On the other hand, as for idelalisib, I would echo Leo’s comments. Although, it does have that indication in the refractory population and probably is a little bit better in the refractory population where the pivotal data with idelalisib are at about 50% at about 1 year. So, with caution in those patients who have been through chemotherapy, I will still use idelalisib in some cases. I think it’s a manageable drug. It’s one that now that we have a pretty good sense of what the toxicities can be. We watch the patient carefully. And, if they’re febrile, we do the appropriate workup, we give pneumocystis prophylaxis, and I think I have a number of patients doing well on it. I wouldn’t throw that out at this point, not that that’s what you were saying, but I do think that in a selected patient population, with careful use, it can be useful.

In my mind, the issue is the duration of the last response.

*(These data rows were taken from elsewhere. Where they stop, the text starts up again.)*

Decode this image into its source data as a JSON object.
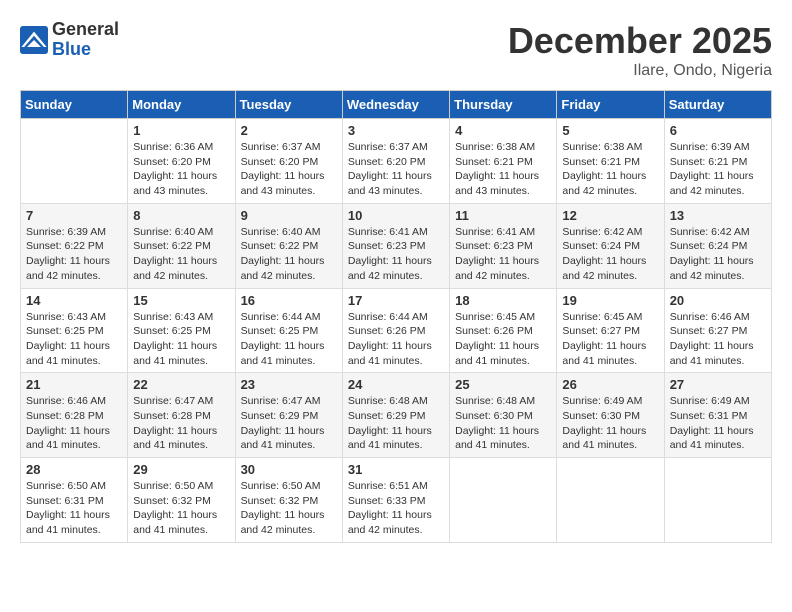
{
  "logo": {
    "general": "General",
    "blue": "Blue"
  },
  "title": "December 2025",
  "location": "Ilare, Ondo, Nigeria",
  "days_of_week": [
    "Sunday",
    "Monday",
    "Tuesday",
    "Wednesday",
    "Thursday",
    "Friday",
    "Saturday"
  ],
  "weeks": [
    [
      {
        "day": "",
        "info": ""
      },
      {
        "day": "1",
        "info": "Sunrise: 6:36 AM\nSunset: 6:20 PM\nDaylight: 11 hours\nand 43 minutes."
      },
      {
        "day": "2",
        "info": "Sunrise: 6:37 AM\nSunset: 6:20 PM\nDaylight: 11 hours\nand 43 minutes."
      },
      {
        "day": "3",
        "info": "Sunrise: 6:37 AM\nSunset: 6:20 PM\nDaylight: 11 hours\nand 43 minutes."
      },
      {
        "day": "4",
        "info": "Sunrise: 6:38 AM\nSunset: 6:21 PM\nDaylight: 11 hours\nand 43 minutes."
      },
      {
        "day": "5",
        "info": "Sunrise: 6:38 AM\nSunset: 6:21 PM\nDaylight: 11 hours\nand 42 minutes."
      },
      {
        "day": "6",
        "info": "Sunrise: 6:39 AM\nSunset: 6:21 PM\nDaylight: 11 hours\nand 42 minutes."
      }
    ],
    [
      {
        "day": "7",
        "info": "Sunrise: 6:39 AM\nSunset: 6:22 PM\nDaylight: 11 hours\nand 42 minutes."
      },
      {
        "day": "8",
        "info": "Sunrise: 6:40 AM\nSunset: 6:22 PM\nDaylight: 11 hours\nand 42 minutes."
      },
      {
        "day": "9",
        "info": "Sunrise: 6:40 AM\nSunset: 6:22 PM\nDaylight: 11 hours\nand 42 minutes."
      },
      {
        "day": "10",
        "info": "Sunrise: 6:41 AM\nSunset: 6:23 PM\nDaylight: 11 hours\nand 42 minutes."
      },
      {
        "day": "11",
        "info": "Sunrise: 6:41 AM\nSunset: 6:23 PM\nDaylight: 11 hours\nand 42 minutes."
      },
      {
        "day": "12",
        "info": "Sunrise: 6:42 AM\nSunset: 6:24 PM\nDaylight: 11 hours\nand 42 minutes."
      },
      {
        "day": "13",
        "info": "Sunrise: 6:42 AM\nSunset: 6:24 PM\nDaylight: 11 hours\nand 42 minutes."
      }
    ],
    [
      {
        "day": "14",
        "info": "Sunrise: 6:43 AM\nSunset: 6:25 PM\nDaylight: 11 hours\nand 41 minutes."
      },
      {
        "day": "15",
        "info": "Sunrise: 6:43 AM\nSunset: 6:25 PM\nDaylight: 11 hours\nand 41 minutes."
      },
      {
        "day": "16",
        "info": "Sunrise: 6:44 AM\nSunset: 6:25 PM\nDaylight: 11 hours\nand 41 minutes."
      },
      {
        "day": "17",
        "info": "Sunrise: 6:44 AM\nSunset: 6:26 PM\nDaylight: 11 hours\nand 41 minutes."
      },
      {
        "day": "18",
        "info": "Sunrise: 6:45 AM\nSunset: 6:26 PM\nDaylight: 11 hours\nand 41 minutes."
      },
      {
        "day": "19",
        "info": "Sunrise: 6:45 AM\nSunset: 6:27 PM\nDaylight: 11 hours\nand 41 minutes."
      },
      {
        "day": "20",
        "info": "Sunrise: 6:46 AM\nSunset: 6:27 PM\nDaylight: 11 hours\nand 41 minutes."
      }
    ],
    [
      {
        "day": "21",
        "info": "Sunrise: 6:46 AM\nSunset: 6:28 PM\nDaylight: 11 hours\nand 41 minutes."
      },
      {
        "day": "22",
        "info": "Sunrise: 6:47 AM\nSunset: 6:28 PM\nDaylight: 11 hours\nand 41 minutes."
      },
      {
        "day": "23",
        "info": "Sunrise: 6:47 AM\nSunset: 6:29 PM\nDaylight: 11 hours\nand 41 minutes."
      },
      {
        "day": "24",
        "info": "Sunrise: 6:48 AM\nSunset: 6:29 PM\nDaylight: 11 hours\nand 41 minutes."
      },
      {
        "day": "25",
        "info": "Sunrise: 6:48 AM\nSunset: 6:30 PM\nDaylight: 11 hours\nand 41 minutes."
      },
      {
        "day": "26",
        "info": "Sunrise: 6:49 AM\nSunset: 6:30 PM\nDaylight: 11 hours\nand 41 minutes."
      },
      {
        "day": "27",
        "info": "Sunrise: 6:49 AM\nSunset: 6:31 PM\nDaylight: 11 hours\nand 41 minutes."
      }
    ],
    [
      {
        "day": "28",
        "info": "Sunrise: 6:50 AM\nSunset: 6:31 PM\nDaylight: 11 hours\nand 41 minutes."
      },
      {
        "day": "29",
        "info": "Sunrise: 6:50 AM\nSunset: 6:32 PM\nDaylight: 11 hours\nand 41 minutes."
      },
      {
        "day": "30",
        "info": "Sunrise: 6:50 AM\nSunset: 6:32 PM\nDaylight: 11 hours\nand 42 minutes."
      },
      {
        "day": "31",
        "info": "Sunrise: 6:51 AM\nSunset: 6:33 PM\nDaylight: 11 hours\nand 42 minutes."
      },
      {
        "day": "",
        "info": ""
      },
      {
        "day": "",
        "info": ""
      },
      {
        "day": "",
        "info": ""
      }
    ]
  ]
}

How long did it take the patient to progress? If they have sensitive disease, long prior remission, you can do whatever you want to do. If they have a short remission, they’re becoming refractory, you need to change the modality of treatment. That’s the person where I might be more prone to give something like idelalisib. That’s where I would be thinking about stem cell transplant, which still has an important role in follicular lymphoma. Despite all of our new toys, there are patients who need it. And, I think, the other point to be made for the audience in follicular is every time that patient relapses, you have to think about transformation. You just, at least clinically, in your mind have to look at that patient and say, “Am I worried about transformation? Is their LDH high? Is one disease site out of proportion to the others? If I got a PET scan, is the SUV high? Do they need a biopsy to really chase after that?” That’s the other, I think, take home message: the transformation issue. And, certainly, in those patients, transplant most definitely goes up higher on the list, as well.

Krishna V. Komanduri, MD: As a transplanter, I just want to point out now that we do have very good data now with nonmyeloablative transplantation with very low early transplant-related morbidity/mortality, but we also have moderate to significant rates of long-term graft versus host disease yet really outstanding long-term survival. This is clearly a curative modality.

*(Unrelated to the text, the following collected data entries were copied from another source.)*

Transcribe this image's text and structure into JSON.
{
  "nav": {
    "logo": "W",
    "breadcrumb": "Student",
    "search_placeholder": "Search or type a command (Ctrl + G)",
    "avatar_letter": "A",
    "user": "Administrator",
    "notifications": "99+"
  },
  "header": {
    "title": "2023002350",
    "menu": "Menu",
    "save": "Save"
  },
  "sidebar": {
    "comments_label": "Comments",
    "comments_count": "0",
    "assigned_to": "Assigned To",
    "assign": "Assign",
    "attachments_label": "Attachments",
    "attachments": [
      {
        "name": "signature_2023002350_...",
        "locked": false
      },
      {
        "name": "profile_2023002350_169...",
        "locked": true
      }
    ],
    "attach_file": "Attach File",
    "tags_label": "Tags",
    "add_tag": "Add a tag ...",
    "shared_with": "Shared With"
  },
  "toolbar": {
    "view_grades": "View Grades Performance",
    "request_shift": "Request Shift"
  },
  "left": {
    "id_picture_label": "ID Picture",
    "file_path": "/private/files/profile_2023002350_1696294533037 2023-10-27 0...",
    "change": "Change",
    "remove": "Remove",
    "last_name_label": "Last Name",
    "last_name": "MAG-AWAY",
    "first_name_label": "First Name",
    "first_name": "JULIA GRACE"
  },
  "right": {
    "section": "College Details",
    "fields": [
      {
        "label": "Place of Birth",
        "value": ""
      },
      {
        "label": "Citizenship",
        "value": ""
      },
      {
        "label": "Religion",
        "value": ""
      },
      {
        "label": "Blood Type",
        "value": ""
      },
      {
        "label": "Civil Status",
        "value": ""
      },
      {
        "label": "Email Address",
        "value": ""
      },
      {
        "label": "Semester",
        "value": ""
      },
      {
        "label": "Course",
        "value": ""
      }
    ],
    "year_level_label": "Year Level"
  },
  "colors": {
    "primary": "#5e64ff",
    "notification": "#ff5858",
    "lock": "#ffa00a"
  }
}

Leo I. Gordon, MD: I think you can actually begin to identify those patients that you’re thinking about transplant pretty early in the course.

Krishna V. Komanduri, MD: John?

John Byrd, MD: One of the things about idelalisib that makes it attractive versus a lot of the chemotherapy combinations, or lenalidomide even in the refractory patient, is if they’ve had a lot of chemotherapy, and they have cytopenias and it’s not due to something else, idelalisib does not cause cytopenias. And it’s an enigmatic drug in that as you move it earlier in the course of therapy, you tend to see more toxicity. Whereas when you give it to patients who’ve had multiple therapies, it tends to be better tolerated in terms of the LFT abnormalities and potential other side effects. A lot was made of the infectious risk, but that was identified over multiple phase III studies, so a very large number of patients. And the safety signal was in the early work, and it’s just really prophylaxing people when it’s appropriate. I echo your sentiment that some patients can do very well on that drug for a long period of time.